Но судьба сжалилась. Все едут, все до единого, сказал Л. Н. Вайс, и Боря Катц воспрял. Полновесный остаток недели он готовился к решающему свиданью на природе, к поздней совхозной битве за сердце профессорской дочери, чем нимало затруднял отправление естественных надобностей своему товарищу по комнате Роману Подцепе. Все вечера Боря стирал, занимая совмещенный санузел их общей с Подцепой комнаты своим бельем и телом, и только нетерпеливым стуком можно было выманить Катца из хлорно-содового рая. Исключением стало лишь воскресенье, последний день многотрудных сборов. Его Борек провел не в сладком заточении, среди канализационных труб, а на виду у Ромки. В комнате у гладильной доски. Боря готовился к картошке, как кремлевский курсант к своему первому выходу под козырек мавзолея. Очень тщательно. И все его мысли были о круглом и прекрасном, и лишь один только раз он подумал об остроносом, не об Олечке, а о зимних сапогах. О совмещении приятного с полезным. Две недели на совхозных харчах, на полном гособеспечении, обещали, помимо радости общения, еще и счастье накопления. Два внеплановых червонца, как минимум, могли быть вплетены в лавровый венок его победы над своевольной дочерью профессора. Все складывалось как нельзя лучше. И птицы пели за окном. Даже вороны.

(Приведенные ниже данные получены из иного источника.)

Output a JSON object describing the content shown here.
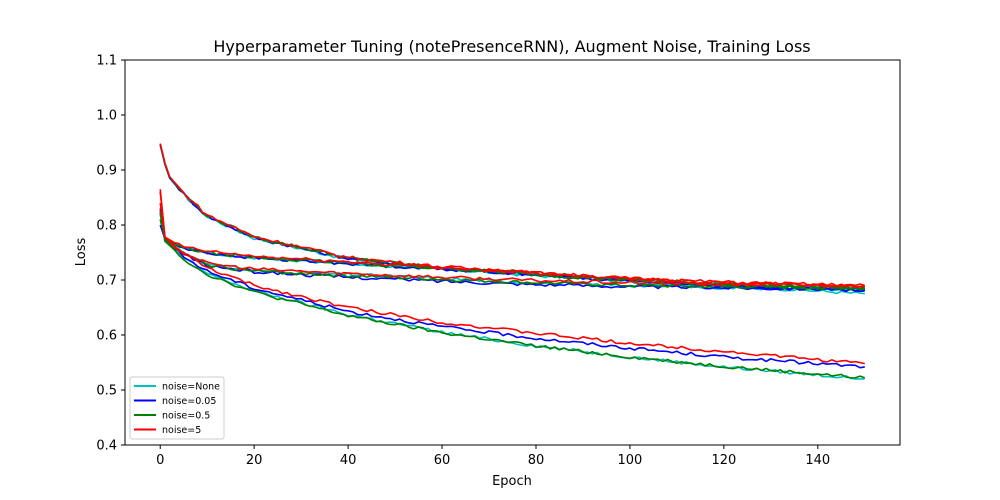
{
  "chart_data": {
    "type": "line",
    "title": "Hyperparameter Tuning (notePresenceRNN), Augment Noise, Training Loss",
    "xlabel": "Epoch",
    "ylabel": "Loss",
    "xlim": [
      -7.5,
      157.5
    ],
    "ylim": [
      0.4,
      1.1
    ],
    "xticks": [
      "0",
      "20",
      "40",
      "60",
      "80",
      "100",
      "120",
      "140"
    ],
    "yticks": [
      "0.4",
      "0.5",
      "0.6",
      "0.7",
      "0.8",
      "0.9",
      "1.0",
      "1.1"
    ],
    "grid": false,
    "legend_position": "lower-left",
    "series": [
      {
        "name": "noise=None",
        "color": "#00bfbf",
        "curves": [
          {
            "x": [
              0,
              1,
              2,
              5,
              10,
              20,
              40,
              60,
              80,
              100,
              120,
              150
            ],
            "y": [
              0.945,
              0.91,
              0.885,
              0.855,
              0.815,
              0.776,
              0.738,
              0.72,
              0.708,
              0.697,
              0.69,
              0.675
            ]
          },
          {
            "x": [
              0,
              1,
              3,
              5,
              10,
              20,
              40,
              60,
              80,
              100,
              120,
              150
            ],
            "y": [
              0.82,
              0.775,
              0.765,
              0.758,
              0.75,
              0.74,
              0.73,
              0.72,
              0.71,
              0.7,
              0.69,
              0.682
            ]
          },
          {
            "x": [
              0,
              1,
              3,
              5,
              10,
              20,
              40,
              60,
              80,
              100,
              120,
              150
            ],
            "y": [
              0.81,
              0.775,
              0.758,
              0.75,
              0.728,
              0.717,
              0.71,
              0.703,
              0.695,
              0.69,
              0.686,
              0.684
            ]
          },
          {
            "x": [
              0,
              1,
              3,
              5,
              10,
              20,
              40,
              60,
              80,
              100,
              120,
              150
            ],
            "y": [
              0.82,
              0.77,
              0.755,
              0.74,
              0.712,
              0.68,
              0.637,
              0.605,
              0.58,
              0.56,
              0.542,
              0.52
            ]
          }
        ]
      },
      {
        "name": "noise=0.05",
        "color": "#0000ff",
        "curves": [
          {
            "x": [
              0,
              1,
              2,
              5,
              10,
              20,
              40,
              60,
              80,
              100,
              120,
              150
            ],
            "y": [
              0.946,
              0.911,
              0.886,
              0.856,
              0.816,
              0.777,
              0.739,
              0.721,
              0.709,
              0.698,
              0.69,
              0.68
            ]
          },
          {
            "x": [
              0,
              1,
              3,
              5,
              10,
              20,
              40,
              60,
              80,
              100,
              120,
              150
            ],
            "y": [
              0.825,
              0.776,
              0.766,
              0.757,
              0.749,
              0.74,
              0.73,
              0.72,
              0.71,
              0.7,
              0.69,
              0.681
            ]
          },
          {
            "x": [
              0,
              1,
              3,
              5,
              10,
              20,
              40,
              60,
              80,
              100,
              120,
              150
            ],
            "y": [
              0.8,
              0.775,
              0.757,
              0.748,
              0.726,
              0.715,
              0.705,
              0.698,
              0.692,
              0.688,
              0.686,
              0.683
            ]
          },
          {
            "x": [
              0,
              1,
              3,
              5,
              10,
              20,
              40,
              60,
              80,
              100,
              120,
              150
            ],
            "y": [
              0.83,
              0.775,
              0.758,
              0.742,
              0.716,
              0.685,
              0.643,
              0.615,
              0.594,
              0.576,
              0.56,
              0.542
            ]
          }
        ]
      },
      {
        "name": "noise=0.5",
        "color": "#008000",
        "curves": [
          {
            "x": [
              0,
              1,
              2,
              5,
              10,
              20,
              40,
              60,
              80,
              100,
              120,
              150
            ],
            "y": [
              0.947,
              0.912,
              0.887,
              0.857,
              0.817,
              0.778,
              0.74,
              0.722,
              0.71,
              0.699,
              0.692,
              0.684
            ]
          },
          {
            "x": [
              0,
              1,
              3,
              5,
              10,
              20,
              40,
              60,
              80,
              100,
              120,
              150
            ],
            "y": [
              0.823,
              0.777,
              0.766,
              0.758,
              0.75,
              0.741,
              0.731,
              0.721,
              0.712,
              0.701,
              0.693,
              0.686
            ]
          },
          {
            "x": [
              0,
              1,
              3,
              5,
              10,
              20,
              40,
              60,
              80,
              100,
              120,
              150
            ],
            "y": [
              0.81,
              0.776,
              0.758,
              0.749,
              0.727,
              0.716,
              0.708,
              0.701,
              0.695,
              0.69,
              0.688,
              0.685
            ]
          },
          {
            "x": [
              0,
              1,
              3,
              5,
              10,
              20,
              40,
              60,
              80,
              100,
              120,
              150
            ],
            "y": [
              0.825,
              0.771,
              0.755,
              0.738,
              0.71,
              0.678,
              0.635,
              0.604,
              0.58,
              0.56,
              0.543,
              0.522
            ]
          }
        ]
      },
      {
        "name": "noise=5",
        "color": "#ff0000",
        "curves": [
          {
            "x": [
              0,
              1,
              2,
              5,
              10,
              20,
              40,
              60,
              80,
              100,
              120,
              150
            ],
            "y": [
              0.948,
              0.913,
              0.888,
              0.858,
              0.818,
              0.779,
              0.741,
              0.724,
              0.713,
              0.703,
              0.696,
              0.69
            ]
          },
          {
            "x": [
              0,
              1,
              3,
              5,
              10,
              20,
              40,
              60,
              80,
              100,
              120,
              150
            ],
            "y": [
              0.86,
              0.778,
              0.768,
              0.76,
              0.752,
              0.743,
              0.733,
              0.723,
              0.713,
              0.703,
              0.695,
              0.688
            ]
          },
          {
            "x": [
              0,
              1,
              3,
              5,
              10,
              20,
              40,
              60,
              80,
              100,
              120,
              150
            ],
            "y": [
              0.865,
              0.778,
              0.76,
              0.75,
              0.73,
              0.72,
              0.712,
              0.705,
              0.699,
              0.695,
              0.692,
              0.69
            ]
          },
          {
            "x": [
              0,
              1,
              3,
              5,
              10,
              20,
              40,
              60,
              80,
              100,
              120,
              150
            ],
            "y": [
              0.84,
              0.778,
              0.762,
              0.748,
              0.722,
              0.69,
              0.65,
              0.623,
              0.603,
              0.585,
              0.57,
              0.548
            ]
          }
        ]
      }
    ]
  }
}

В понедельник Боря явился самым первым к месту подачи институтского автобуса. Весь в струнку отутюженный. Он очень удачно занял место у самой передней двери, ловко прикрыв и занятым в общаге у соседей рюкзаком, и собственным крахмальным боком уютное гнездышко возле окна. Для Олечки. Только для нее.
Но дочь профессора по обыкновению опаздывала. За Бориной спиной уже расположились все. Доронин, Зверев, Росляков. В полном составе лаборатория перспективных источников энергии вперемежку с посланцами других отправленных на позднюю совхозную путину подразделений ИПУ им. Б. Б. Подпрыгина, полный ЛиАЗ, а Олечки все не было.

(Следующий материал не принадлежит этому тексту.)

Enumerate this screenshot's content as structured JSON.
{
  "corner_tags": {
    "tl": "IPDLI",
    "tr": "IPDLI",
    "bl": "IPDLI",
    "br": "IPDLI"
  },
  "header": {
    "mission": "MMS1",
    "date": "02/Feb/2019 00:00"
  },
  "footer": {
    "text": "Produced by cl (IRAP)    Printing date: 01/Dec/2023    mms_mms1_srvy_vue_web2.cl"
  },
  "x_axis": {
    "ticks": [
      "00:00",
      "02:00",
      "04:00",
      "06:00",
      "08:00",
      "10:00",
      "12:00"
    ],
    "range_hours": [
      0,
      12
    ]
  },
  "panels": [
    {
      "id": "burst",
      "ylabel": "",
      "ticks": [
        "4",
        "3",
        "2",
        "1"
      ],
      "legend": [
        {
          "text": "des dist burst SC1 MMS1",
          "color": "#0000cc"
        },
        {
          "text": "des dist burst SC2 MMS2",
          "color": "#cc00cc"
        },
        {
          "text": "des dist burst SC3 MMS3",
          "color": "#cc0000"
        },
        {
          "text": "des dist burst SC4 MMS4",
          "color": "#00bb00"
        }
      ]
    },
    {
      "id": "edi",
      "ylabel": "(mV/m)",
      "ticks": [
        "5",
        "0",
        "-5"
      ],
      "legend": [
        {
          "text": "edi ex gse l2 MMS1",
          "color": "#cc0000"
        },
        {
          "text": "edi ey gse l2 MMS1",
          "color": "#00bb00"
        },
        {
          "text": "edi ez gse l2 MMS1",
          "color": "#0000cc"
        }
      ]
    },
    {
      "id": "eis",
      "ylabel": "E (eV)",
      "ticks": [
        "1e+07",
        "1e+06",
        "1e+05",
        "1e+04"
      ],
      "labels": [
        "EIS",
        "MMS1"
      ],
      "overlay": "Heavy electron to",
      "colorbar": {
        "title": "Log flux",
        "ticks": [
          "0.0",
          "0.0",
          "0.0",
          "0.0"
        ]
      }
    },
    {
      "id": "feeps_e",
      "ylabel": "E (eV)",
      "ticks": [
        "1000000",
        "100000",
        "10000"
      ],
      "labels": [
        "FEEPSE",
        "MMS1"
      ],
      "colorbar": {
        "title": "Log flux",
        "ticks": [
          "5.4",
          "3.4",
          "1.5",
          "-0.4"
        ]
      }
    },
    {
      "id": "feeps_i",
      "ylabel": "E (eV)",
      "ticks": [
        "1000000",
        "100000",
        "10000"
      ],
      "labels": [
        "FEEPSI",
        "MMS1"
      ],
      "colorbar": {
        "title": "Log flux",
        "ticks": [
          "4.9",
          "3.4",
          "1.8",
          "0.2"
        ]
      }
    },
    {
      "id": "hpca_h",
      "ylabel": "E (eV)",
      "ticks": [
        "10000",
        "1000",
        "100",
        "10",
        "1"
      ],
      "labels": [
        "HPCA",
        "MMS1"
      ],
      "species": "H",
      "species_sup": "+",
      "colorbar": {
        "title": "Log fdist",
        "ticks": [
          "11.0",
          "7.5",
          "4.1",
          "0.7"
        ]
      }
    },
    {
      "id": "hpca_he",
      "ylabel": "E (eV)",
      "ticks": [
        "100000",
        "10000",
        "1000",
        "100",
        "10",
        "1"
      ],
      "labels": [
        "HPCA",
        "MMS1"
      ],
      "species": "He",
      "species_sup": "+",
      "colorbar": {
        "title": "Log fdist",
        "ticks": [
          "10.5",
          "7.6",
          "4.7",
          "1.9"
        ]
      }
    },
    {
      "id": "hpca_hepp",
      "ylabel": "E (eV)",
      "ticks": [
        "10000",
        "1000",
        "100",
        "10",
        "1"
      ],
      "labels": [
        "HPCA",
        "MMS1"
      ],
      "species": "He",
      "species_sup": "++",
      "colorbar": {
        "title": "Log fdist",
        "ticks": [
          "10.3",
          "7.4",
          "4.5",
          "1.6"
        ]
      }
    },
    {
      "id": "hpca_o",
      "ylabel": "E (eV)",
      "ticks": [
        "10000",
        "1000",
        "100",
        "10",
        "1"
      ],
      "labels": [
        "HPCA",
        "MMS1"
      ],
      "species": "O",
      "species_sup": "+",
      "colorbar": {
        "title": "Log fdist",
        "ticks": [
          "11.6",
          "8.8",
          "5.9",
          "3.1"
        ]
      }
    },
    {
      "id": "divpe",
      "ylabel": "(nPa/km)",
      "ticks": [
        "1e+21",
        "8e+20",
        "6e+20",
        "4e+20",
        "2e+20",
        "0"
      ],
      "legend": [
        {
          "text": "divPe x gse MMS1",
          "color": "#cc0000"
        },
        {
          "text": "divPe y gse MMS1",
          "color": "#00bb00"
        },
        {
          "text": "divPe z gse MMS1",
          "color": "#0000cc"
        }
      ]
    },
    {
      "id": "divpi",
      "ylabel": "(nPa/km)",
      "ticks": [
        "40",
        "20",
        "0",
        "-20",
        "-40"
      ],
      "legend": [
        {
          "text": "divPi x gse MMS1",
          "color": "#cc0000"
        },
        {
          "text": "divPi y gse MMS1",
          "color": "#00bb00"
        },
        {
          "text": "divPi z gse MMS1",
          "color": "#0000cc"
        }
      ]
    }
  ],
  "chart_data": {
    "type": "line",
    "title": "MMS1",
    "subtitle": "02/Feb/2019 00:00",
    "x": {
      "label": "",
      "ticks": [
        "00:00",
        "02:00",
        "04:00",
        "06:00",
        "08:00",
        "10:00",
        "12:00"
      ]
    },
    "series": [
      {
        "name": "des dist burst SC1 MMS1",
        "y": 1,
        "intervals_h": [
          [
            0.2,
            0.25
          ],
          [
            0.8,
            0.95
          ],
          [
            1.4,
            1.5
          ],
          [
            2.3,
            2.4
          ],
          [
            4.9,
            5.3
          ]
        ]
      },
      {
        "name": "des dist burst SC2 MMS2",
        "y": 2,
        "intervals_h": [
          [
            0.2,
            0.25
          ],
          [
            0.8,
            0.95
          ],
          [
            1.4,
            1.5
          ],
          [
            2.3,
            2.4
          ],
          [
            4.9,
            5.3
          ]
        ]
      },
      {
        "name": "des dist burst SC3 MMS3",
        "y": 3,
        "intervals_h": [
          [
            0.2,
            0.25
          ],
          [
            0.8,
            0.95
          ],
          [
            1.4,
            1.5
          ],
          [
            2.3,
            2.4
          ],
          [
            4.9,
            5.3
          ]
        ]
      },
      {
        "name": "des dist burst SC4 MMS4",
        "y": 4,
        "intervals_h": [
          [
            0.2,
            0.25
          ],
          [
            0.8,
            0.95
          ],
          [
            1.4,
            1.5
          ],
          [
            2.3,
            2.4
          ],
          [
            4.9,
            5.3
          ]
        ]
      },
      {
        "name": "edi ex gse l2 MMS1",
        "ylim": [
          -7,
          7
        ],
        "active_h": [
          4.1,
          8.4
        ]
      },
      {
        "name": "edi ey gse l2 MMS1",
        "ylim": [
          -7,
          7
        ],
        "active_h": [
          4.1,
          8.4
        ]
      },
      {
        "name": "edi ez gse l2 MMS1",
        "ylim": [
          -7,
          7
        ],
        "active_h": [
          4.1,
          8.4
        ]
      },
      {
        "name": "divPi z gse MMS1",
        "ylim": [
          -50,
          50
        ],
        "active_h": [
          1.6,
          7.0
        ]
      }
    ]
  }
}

Боря вглядывался в заросли кленов, скрывавших асфальтовую дорожку, бежавшую вдоль бетонных плит забора от главного корпуса ИПУ к поселку ВИГА, но ничего стремительно летящее не оживляло увядание природы, лишь стайка вялых воробьев да флегматичная в утренний беззвездный час сторожевая псина.

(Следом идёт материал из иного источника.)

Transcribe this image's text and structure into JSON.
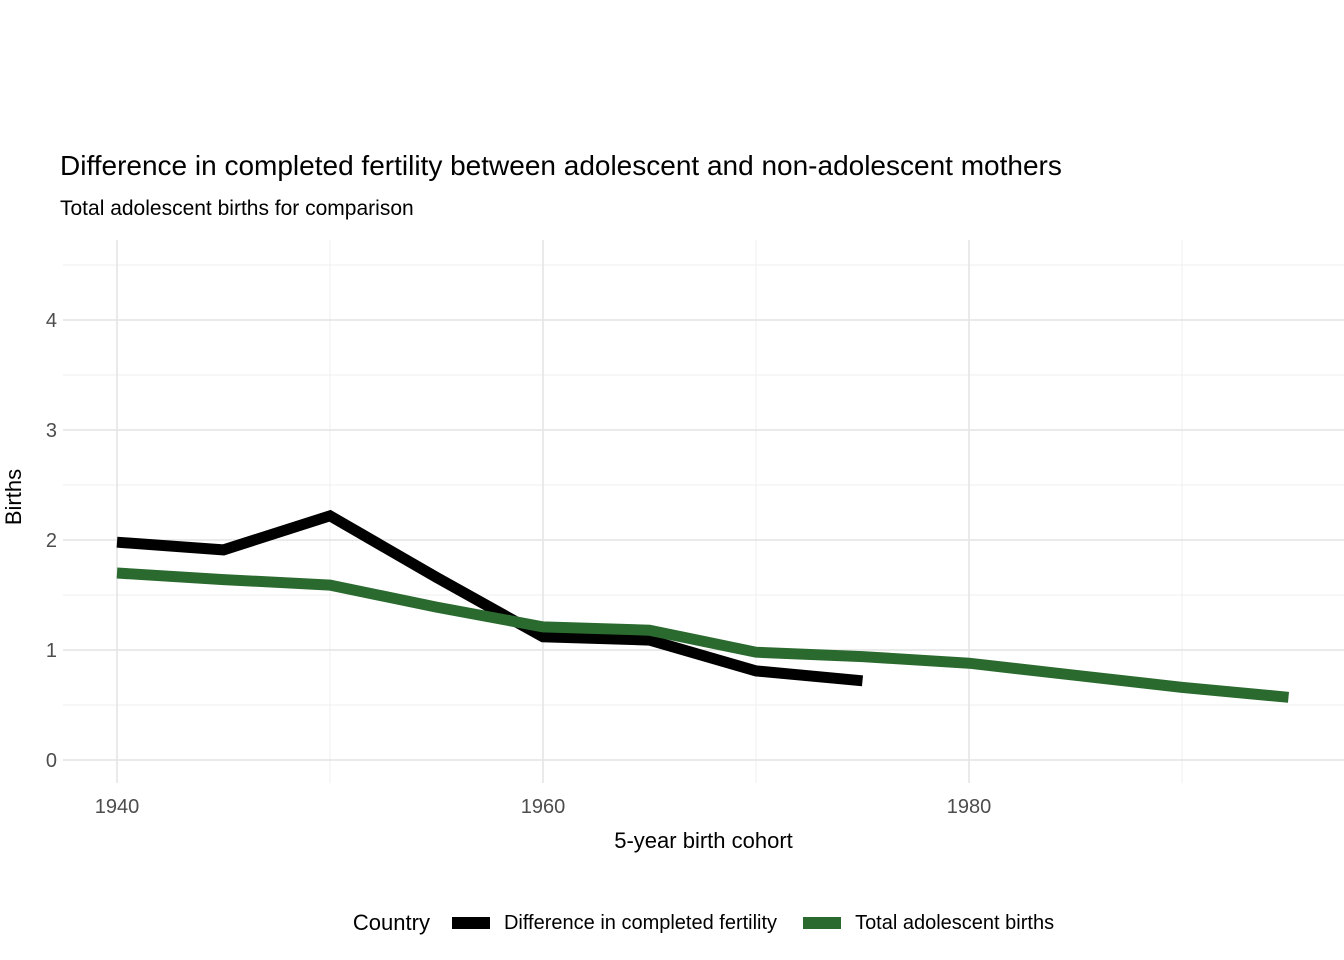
{
  "title": "Difference in completed fertility between adolescent and non-adolescent mothers",
  "subtitle": "Total adolescent births for comparison",
  "axes": {
    "x": {
      "title": "5-year birth cohort",
      "ticks": [
        1940,
        1960,
        1980
      ]
    },
    "y": {
      "title": "Births",
      "ticks": [
        0,
        1,
        2,
        3,
        4
      ]
    }
  },
  "legend": {
    "title": "Country",
    "items": [
      {
        "label": "Difference in completed fertility",
        "color": "#000000"
      },
      {
        "label": "Total adolescent births",
        "color": "#2b6a2f"
      }
    ]
  },
  "colors": {
    "grid_major": "#e4e4e4",
    "grid_minor": "#efefef",
    "tick_text": "#4d4d4d",
    "series_difference": "#000000",
    "series_total": "#2b6a2f"
  },
  "chart_data": {
    "type": "line",
    "title": "Difference in completed fertility between adolescent and non-adolescent mothers",
    "subtitle": "Total adolescent births for comparison",
    "xlabel": "5-year birth cohort",
    "ylabel": "Births",
    "xlim": [
      1937.5,
      1997.5
    ],
    "ylim": [
      0,
      4.7
    ],
    "xticks": [
      1940,
      1960,
      1980
    ],
    "yticks": [
      0,
      1,
      2,
      3,
      4
    ],
    "grid": true,
    "legend_position": "bottom",
    "legend_title": "Country",
    "series": [
      {
        "name": "Difference in completed fertility",
        "color": "#000000",
        "x": [
          1940,
          1945,
          1950,
          1955,
          1960,
          1965,
          1970,
          1975
        ],
        "values": [
          1.98,
          1.91,
          2.22,
          1.66,
          1.12,
          1.09,
          0.81,
          0.72
        ]
      },
      {
        "name": "Total adolescent births",
        "color": "#2b6a2f",
        "x": [
          1940,
          1945,
          1950,
          1955,
          1960,
          1965,
          1970,
          1975,
          1980,
          1985,
          1990,
          1995
        ],
        "values": [
          1.7,
          1.64,
          1.59,
          1.39,
          1.21,
          1.18,
          0.98,
          0.94,
          0.88,
          0.77,
          0.66,
          0.57
        ]
      }
    ]
  }
}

"Неужели как-то отмазалась, в последнюю минуту увильнула?" – в полном отчаянии подумал Боря, когда двери перед его носом сдвинулись и автобус начал осторожно, задом выруливать со стоянки.
– Бежит, – кто-то весело воскликнул за Бориной спиной.
– Бежит, – радостно подтвердил другой нахальный голос. – Товарищ водитель, остановите, пожалуйста, клиента потеряли.
Большая машина на мгновение дернулась, узкая пасть задней двери разъехалась, и Олечка Прохорова, почему-то выпорхнувшая не из-под дальних разноцветных листьев, как того ожидал Катц, а прямо из парадной арки главного корпуса, быстро вскочила на подножку и шумно втянулась в уже вовсю разивший людскою бодрой массою салон.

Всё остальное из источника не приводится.